U.S. Pay-TV Satellite Subscriber Slowdown: A Sign of Things to Come?

[Satellite TODAY Insider 08-08-11] DirecTV reported the company’s lowest quarterly net subscriber gain to date at 26,000 during the second quarter of 2011 — a sign that some analysts say could lead to the U.S. satellite pay-TV industry’s first phase of subscriber decline since the mid-1990s.

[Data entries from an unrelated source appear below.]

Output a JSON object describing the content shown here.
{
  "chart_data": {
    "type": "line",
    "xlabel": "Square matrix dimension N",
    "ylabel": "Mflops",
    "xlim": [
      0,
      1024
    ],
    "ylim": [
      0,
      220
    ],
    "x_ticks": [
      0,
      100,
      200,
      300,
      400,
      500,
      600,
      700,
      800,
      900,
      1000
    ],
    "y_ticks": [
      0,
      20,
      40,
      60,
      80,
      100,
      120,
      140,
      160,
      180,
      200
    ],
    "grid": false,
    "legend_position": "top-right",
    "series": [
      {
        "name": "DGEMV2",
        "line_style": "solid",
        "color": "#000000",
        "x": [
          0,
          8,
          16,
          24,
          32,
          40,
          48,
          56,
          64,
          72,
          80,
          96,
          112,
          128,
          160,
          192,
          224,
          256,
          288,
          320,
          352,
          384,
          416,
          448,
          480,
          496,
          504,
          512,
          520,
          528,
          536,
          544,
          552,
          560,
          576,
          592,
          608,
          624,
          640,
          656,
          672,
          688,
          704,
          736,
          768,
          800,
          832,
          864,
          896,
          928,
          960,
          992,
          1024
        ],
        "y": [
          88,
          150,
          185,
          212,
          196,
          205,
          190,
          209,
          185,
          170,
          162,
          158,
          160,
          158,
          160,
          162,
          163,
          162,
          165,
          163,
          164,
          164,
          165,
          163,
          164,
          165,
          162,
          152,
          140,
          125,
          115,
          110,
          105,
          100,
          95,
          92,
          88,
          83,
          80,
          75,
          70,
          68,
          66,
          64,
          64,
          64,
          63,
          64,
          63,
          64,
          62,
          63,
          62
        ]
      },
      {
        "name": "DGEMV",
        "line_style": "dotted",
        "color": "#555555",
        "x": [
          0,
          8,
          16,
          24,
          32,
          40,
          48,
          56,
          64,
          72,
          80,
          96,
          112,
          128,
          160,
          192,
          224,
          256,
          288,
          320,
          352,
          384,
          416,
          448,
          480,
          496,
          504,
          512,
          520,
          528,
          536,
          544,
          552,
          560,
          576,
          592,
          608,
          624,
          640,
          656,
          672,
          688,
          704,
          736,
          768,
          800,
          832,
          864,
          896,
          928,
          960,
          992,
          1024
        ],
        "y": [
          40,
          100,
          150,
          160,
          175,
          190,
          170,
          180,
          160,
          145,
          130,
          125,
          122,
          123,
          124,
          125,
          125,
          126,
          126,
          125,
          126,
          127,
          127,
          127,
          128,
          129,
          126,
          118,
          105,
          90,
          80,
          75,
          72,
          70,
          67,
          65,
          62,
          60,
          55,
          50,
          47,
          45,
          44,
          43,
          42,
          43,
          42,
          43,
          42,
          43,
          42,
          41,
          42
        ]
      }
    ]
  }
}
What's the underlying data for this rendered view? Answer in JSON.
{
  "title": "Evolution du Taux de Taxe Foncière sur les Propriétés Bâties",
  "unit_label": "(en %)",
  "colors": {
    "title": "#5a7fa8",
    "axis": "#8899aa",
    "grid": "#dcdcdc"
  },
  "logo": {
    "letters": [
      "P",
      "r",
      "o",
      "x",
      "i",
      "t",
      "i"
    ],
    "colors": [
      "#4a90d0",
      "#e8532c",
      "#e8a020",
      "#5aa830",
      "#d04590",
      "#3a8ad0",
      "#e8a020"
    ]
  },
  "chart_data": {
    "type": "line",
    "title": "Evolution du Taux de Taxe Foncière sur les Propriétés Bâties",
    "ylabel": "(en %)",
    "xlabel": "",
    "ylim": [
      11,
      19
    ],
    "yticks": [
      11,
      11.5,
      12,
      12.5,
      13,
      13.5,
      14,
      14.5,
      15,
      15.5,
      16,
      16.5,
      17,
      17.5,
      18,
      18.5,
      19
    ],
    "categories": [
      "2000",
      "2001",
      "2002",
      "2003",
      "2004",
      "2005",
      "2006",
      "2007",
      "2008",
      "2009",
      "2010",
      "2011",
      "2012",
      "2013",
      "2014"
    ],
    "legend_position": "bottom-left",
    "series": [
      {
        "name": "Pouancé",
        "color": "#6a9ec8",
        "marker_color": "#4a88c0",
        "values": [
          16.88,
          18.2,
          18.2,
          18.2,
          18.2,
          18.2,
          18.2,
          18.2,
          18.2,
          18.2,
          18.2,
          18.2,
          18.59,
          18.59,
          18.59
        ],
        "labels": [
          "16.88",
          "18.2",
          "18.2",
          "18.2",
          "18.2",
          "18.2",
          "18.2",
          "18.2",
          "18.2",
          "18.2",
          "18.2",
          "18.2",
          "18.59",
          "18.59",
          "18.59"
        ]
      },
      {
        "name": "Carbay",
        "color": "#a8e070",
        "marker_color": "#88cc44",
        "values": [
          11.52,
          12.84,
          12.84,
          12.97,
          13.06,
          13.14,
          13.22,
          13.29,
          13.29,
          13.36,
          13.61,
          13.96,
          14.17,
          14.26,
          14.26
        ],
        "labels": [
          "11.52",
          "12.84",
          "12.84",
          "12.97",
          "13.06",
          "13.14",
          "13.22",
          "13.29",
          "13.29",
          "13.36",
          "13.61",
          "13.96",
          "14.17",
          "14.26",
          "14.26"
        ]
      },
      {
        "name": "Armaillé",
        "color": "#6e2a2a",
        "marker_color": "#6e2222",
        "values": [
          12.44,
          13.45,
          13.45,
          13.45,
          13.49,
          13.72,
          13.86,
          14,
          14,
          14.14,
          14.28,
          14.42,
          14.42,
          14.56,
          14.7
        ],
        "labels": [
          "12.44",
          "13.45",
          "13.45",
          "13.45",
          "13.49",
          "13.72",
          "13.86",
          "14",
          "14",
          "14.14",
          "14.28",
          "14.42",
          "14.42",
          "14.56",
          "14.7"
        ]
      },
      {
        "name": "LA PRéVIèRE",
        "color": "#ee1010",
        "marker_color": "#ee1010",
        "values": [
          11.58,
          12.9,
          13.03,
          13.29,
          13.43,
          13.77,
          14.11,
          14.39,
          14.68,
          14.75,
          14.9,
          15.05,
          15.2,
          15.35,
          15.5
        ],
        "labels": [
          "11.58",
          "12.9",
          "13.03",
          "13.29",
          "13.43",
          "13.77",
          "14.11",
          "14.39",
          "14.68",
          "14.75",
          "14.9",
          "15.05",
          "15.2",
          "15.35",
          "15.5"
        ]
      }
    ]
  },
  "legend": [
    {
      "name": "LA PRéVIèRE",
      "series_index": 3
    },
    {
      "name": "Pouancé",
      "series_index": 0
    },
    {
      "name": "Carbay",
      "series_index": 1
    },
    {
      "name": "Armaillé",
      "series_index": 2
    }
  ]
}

    Sanford Bernstein Analyst Craig Moffett said the operator’s subscriber results, issued Aug. 4, were well below the Wall Street consensus of 57,000. “With today’s below-expectations growth at DirecTV, it seems likely that the satellite industry will post its first-ever quarterly subscriber loss in the United States, with expectations for a small contraction at Dish Network,” Moffett said in a statement. “After weaker-than-expected results at DirecTV, the risk of a more substantial U.S. satellite TV industry subscriber drop has increased.”
   DirecTV’s 2011 subscriber growth drop-off was significant compared with its 2010 second quarter, when the operator added 100,000 subscribers and its competitor Dish Network lost 19,000.
   DirecTV Chairman and CEO Mike White said its subscriber growth decline was caused by a changing economic climate in the United States. “The pickup in competitive intensity that we saw coming out of the first quarter has yet to abate. U.S. consumers are also increasingly under stress from an ongoing weak economy, however, the second quarter is typically the slowest for pay TV firms as students and retirees move and disconnect their service. There are favorable subscriber trends so far in the third quarter showing that we have also regained some of our lost momentum.”
   Moffett warned investors that, historically, the third quarter usually isn’t much better than the second for pay-TV operators in the United States. Moffett also said that the uncertainty regarding the existence of a 2011 NFL football season could have impacted DirecTV’s gross additions in the second quarter, as the operator is the official carrier of the NFL’s popular Sunday Ticket programming package.
   “The U.S. pay TV business is already saturated. Subscriber growth is a zero sum game. [EchoStar Chairman] Charlie Ergen has already made clear his disaffection with the core satellite business, and is looking to diversify away, or at least to radically re-craft the portfolio of surrounding assets,” said Moffett.